The state's new Medical Marijuana Regulation and Safety Act aims to legitimize the industry nearly 20 years after California voters first approved the use of medical marijuana. It also paves the way for regulations in anticipation of state voters approving recreational use of marijuana next year.
The legislation requires mandatory product testing and gives reluctant jurisdictions new motivation to permit dispensaries and marijuana cultivation by allowing them to collect fees and levy taxes.
But a mistake in the act prompted the city attorney's memo. The law says cities with no regulations in place by March 1 will permanently cede authority of cultivation to the state, but the author says that deadline was erroneously inserted.
It's a mistake that is expected to be fixed soon, however. According to the League of California Cities and the California chapter of the National Organization for the Reform of Marijuana Laws, lawmakers who spearheaded the legislation and Gov. Jerry Brown have agreed to amend the legislation.
But just in case, the league is advising cities without regulations already in place to quickly pass complete bans on cultivation to assert their authority over the state. Cities would retain the latitude to soften cultivation rules later.
"In an abundance of caution, we have been advising our member cities to enact cultivation ordinances — in this case a ban — to make sure they preserve their regulatory authority whether the cleanup bill goes through or not," said Tim Cromartie, legislative representative for the league. "A ban is the quickest and cleanest way."
The city attorney, however, recommended a moratorium instead of a ban. She said a moratorium, which would require approval by eight of the council's nine members, is probably "the only way to meet the statutory deadline" of March 1. A ban would require only a majority vote of the council.
Thomas added that a moratorium would give the city time to consider cultivation legislation, which could be a complex and lengthy process.
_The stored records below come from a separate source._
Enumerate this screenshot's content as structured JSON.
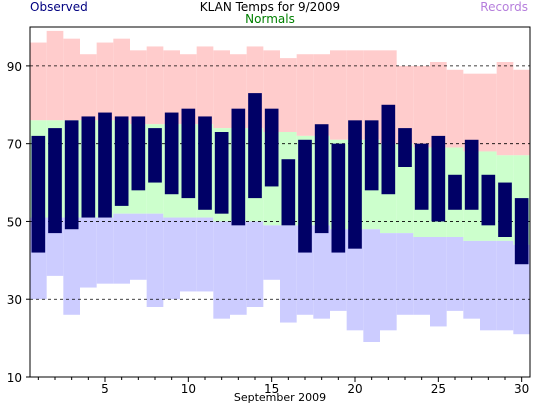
{
  "chart_data": {
    "type": "bar",
    "title": "KLAN Temps for 9/2009",
    "xlabel": "September 2009",
    "ylabel": "",
    "legend": [
      {
        "name": "Observed",
        "color": "#000080"
      },
      {
        "name": "Normals",
        "color": "#008000"
      },
      {
        "name": "Records",
        "color": "#b57edc"
      }
    ],
    "ylim": [
      10,
      100
    ],
    "yticks": [
      10,
      30,
      50,
      70,
      90
    ],
    "xticks": [
      5,
      10,
      15,
      20,
      25,
      30
    ],
    "xlim": [
      0.5,
      30.5
    ],
    "days": [
      1,
      2,
      3,
      4,
      5,
      6,
      7,
      8,
      9,
      10,
      11,
      12,
      13,
      14,
      15,
      16,
      17,
      18,
      19,
      20,
      21,
      22,
      23,
      24,
      25,
      26,
      27,
      28,
      29,
      30
    ],
    "series": [
      {
        "name": "Observed",
        "high": [
          72,
          74,
          76,
          77,
          78,
          77,
          77,
          74,
          78,
          79,
          77,
          73,
          79,
          83,
          79,
          66,
          71,
          75,
          70,
          76,
          76,
          80,
          74,
          70,
          72,
          62,
          71,
          62,
          60,
          56
        ],
        "low": [
          42,
          47,
          48,
          51,
          51,
          54,
          58,
          60,
          57,
          56,
          53,
          52,
          49,
          56,
          59,
          49,
          42,
          47,
          42,
          43,
          58,
          57,
          64,
          53,
          50,
          53,
          53,
          49,
          46,
          39
        ]
      },
      {
        "name": "Normals",
        "high": [
          76,
          76,
          76,
          76,
          76,
          76,
          75,
          75,
          75,
          75,
          75,
          74,
          74,
          74,
          73,
          73,
          72,
          72,
          71,
          71,
          71,
          70,
          70,
          69,
          69,
          69,
          68,
          68,
          67,
          67
        ],
        "low": [
          51,
          51,
          51,
          51,
          51,
          52,
          52,
          52,
          51,
          51,
          51,
          50,
          50,
          50,
          49,
          49,
          49,
          49,
          48,
          48,
          48,
          47,
          47,
          46,
          46,
          46,
          45,
          45,
          45,
          44
        ]
      },
      {
        "name": "Records",
        "high": [
          96,
          99,
          97,
          93,
          96,
          97,
          94,
          95,
          94,
          93,
          95,
          94,
          93,
          95,
          94,
          92,
          93,
          93,
          94,
          94,
          94,
          94,
          90,
          90,
          91,
          89,
          88,
          88,
          91,
          89
        ],
        "low": [
          30,
          36,
          26,
          33,
          34,
          34,
          35,
          28,
          30,
          32,
          32,
          25,
          26,
          28,
          35,
          24,
          26,
          25,
          27,
          22,
          19,
          22,
          26,
          26,
          23,
          27,
          25,
          22,
          22,
          21
        ]
      }
    ],
    "colors": {
      "observed": "#000066",
      "normals": "#ccffcc",
      "records_high": "#ffcccc",
      "records_low": "#ccccff",
      "grid": "#000000"
    }
  }
}
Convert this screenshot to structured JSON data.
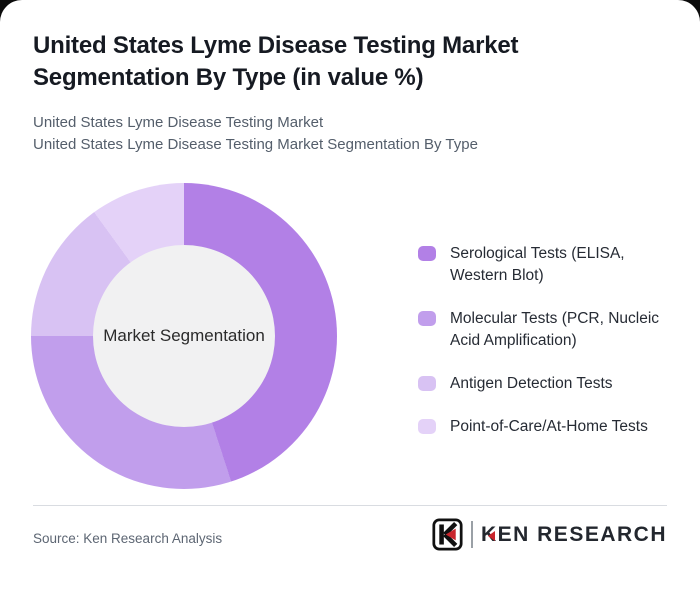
{
  "header": {
    "title": "United States Lyme Disease Testing Market Segmentation By Type (in value %)",
    "subtitle_line1": "United States Lyme Disease Testing Market",
    "subtitle_line2": "United States Lyme Disease Testing Market Segmentation By Type"
  },
  "chart_data": {
    "type": "pie",
    "subtype": "donut",
    "title": "United States Lyme Disease Testing Market Segmentation By Type (in value %)",
    "center_label": "Market Segmentation",
    "categories": [
      "Serological Tests (ELISA, Western Blot)",
      "Molecular Tests (PCR, Nucleic Acid Amplification)",
      "Antigen Detection Tests",
      "Point-of-Care/At-Home Tests"
    ],
    "values": [
      45,
      30,
      15,
      10
    ],
    "unit": "%",
    "colors": [
      "#b280e6",
      "#c19eec",
      "#d8c2f3",
      "#e4d2f8"
    ],
    "start_angle_deg": 0,
    "direction": "clockwise",
    "legend_position": "right",
    "inner_circle_color": "#f1f1f2",
    "data_labels_shown": false
  },
  "footer": {
    "source": "Source: Ken Research Analysis",
    "logo_brand": "KEN RESEARCH",
    "logo_accent_color": "#c9252c",
    "logo_ink_color": "#23272e"
  }
}
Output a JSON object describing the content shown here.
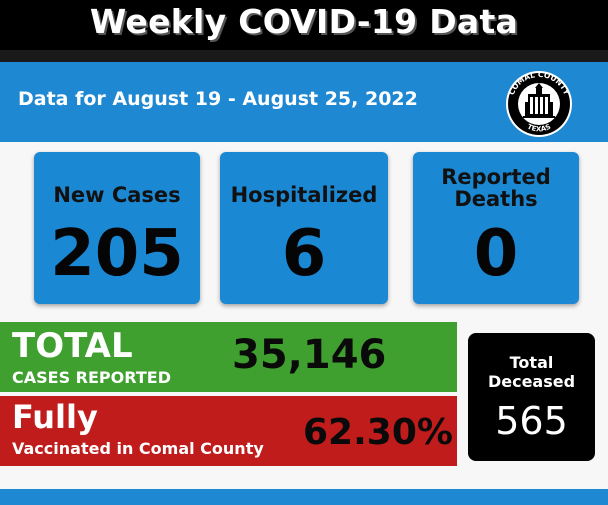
{
  "title": "Weekly COVID-19 Data",
  "date_range": "Data for August 19  - August 25, 2022",
  "seal": {
    "top_text": "COMAL COUNTY",
    "bottom_text": "TEXAS",
    "icon": "county-courthouse-seal"
  },
  "cards": [
    {
      "label": "New Cases",
      "value": "205"
    },
    {
      "label": "Hospitalized",
      "value": "6"
    },
    {
      "label_line1": "Reported",
      "label_line2": "Deaths",
      "value": "0"
    }
  ],
  "total": {
    "heading": "TOTAL",
    "subheading": "CASES REPORTED",
    "value": "35,146"
  },
  "vaccinated": {
    "heading": "Fully",
    "subheading": "Vaccinated in Comal County",
    "value": "62.30%"
  },
  "deceased": {
    "label_line1": "Total",
    "label_line2": "Deceased",
    "value": "565"
  },
  "colors": {
    "blue": "#1e88d2",
    "green": "#3fa02f",
    "red": "#c01c1c",
    "black": "#000000"
  }
}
"We looked at whether a moratorium would suffice, and the answer from our attorneys came back 'no,'" he said.
Dale Gieringer, director of California's NORML chapter, said a benefit of the loophole is that it has prompted jurisdictions to explore cultivation regulations sooner than they might have.
"It's good for cities and counties to get their ducks in a row," he said.
Garrick writes for the San Diego Union-Tribune.